Relative risk is the ratio of the probability of the event occurring in one group versus another group.
Medical statistics uses categorical data analysis extensively to describe the association between the occurrence of a disease and exposure to a risk factor. In this application, the terminology is often used to frame the statistics in terms of risk. Risk difference is equivalent to a difference between proportions, and a risk ratio is equivalent to a ratio of proportions.
The term relative risk is the ratio of the probability of the event occurring in the exposed group versus a non-exposed group. It is the same as the risk ratio. Although a relative risk is different from odds ratio, in some circumstances, such as the low prevalence of the disease, the odds ratio asymptotically approaches the relative risk and is, therefore, an estimate of the relative risk. It is better to avoid confusion and use the terms risk ratio and odds ratio for the effect size
estimates and use the term relative risk for the population parameter.

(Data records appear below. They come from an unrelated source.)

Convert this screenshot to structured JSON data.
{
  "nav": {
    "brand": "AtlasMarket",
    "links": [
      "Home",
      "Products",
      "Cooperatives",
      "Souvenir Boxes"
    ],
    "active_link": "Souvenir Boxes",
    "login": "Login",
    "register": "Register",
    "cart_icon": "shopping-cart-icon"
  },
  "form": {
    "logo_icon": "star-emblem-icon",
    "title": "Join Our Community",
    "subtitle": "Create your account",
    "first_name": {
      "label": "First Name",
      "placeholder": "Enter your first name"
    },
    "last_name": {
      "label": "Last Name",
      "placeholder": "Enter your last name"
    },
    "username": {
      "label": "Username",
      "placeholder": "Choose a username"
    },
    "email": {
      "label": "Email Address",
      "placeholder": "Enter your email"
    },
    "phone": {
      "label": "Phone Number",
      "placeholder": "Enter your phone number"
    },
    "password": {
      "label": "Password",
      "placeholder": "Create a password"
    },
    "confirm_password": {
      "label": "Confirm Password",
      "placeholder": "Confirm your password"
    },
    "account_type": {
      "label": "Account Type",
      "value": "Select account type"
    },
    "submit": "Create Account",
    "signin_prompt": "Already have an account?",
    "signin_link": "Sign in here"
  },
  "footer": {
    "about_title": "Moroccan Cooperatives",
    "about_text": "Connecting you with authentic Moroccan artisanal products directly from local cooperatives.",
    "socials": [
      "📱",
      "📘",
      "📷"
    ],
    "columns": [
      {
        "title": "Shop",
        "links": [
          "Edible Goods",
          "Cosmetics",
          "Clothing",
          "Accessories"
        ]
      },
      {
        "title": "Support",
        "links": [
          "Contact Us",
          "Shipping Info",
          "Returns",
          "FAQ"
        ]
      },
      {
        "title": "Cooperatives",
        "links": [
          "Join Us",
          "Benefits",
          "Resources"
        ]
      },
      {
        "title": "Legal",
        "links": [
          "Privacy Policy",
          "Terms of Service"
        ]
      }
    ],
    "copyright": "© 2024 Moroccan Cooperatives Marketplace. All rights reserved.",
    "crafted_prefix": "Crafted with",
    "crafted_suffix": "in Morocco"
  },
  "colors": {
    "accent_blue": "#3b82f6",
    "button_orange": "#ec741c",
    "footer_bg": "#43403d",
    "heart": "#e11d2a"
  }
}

A prospective cohort study or a clinical trial can estimate the risk ratio or the odds ratio of the occurrence of a disease given exposure to a risk factor. Whereas, a retrospective case-control study can estimate the odds ratio of the risk factor given the disease, which is equivalent to the odds ratio of the occurrence of the disease given the risk factor. A risk ratio is not useful because it refers to the risk factor given the disease, which is not normally of interest. However, as
stated above the odds ratio can be used as an estimate of the relative risk in most circumstances.
Practitioners often prefer the risk ratio due to its more direct interpretation. Statisticians tend to prefer the odds ratio as it applies to a wide range of study designs, allowing comparison between different studies and meta-analysis based on many studies. It also forms the basis of logistic regression.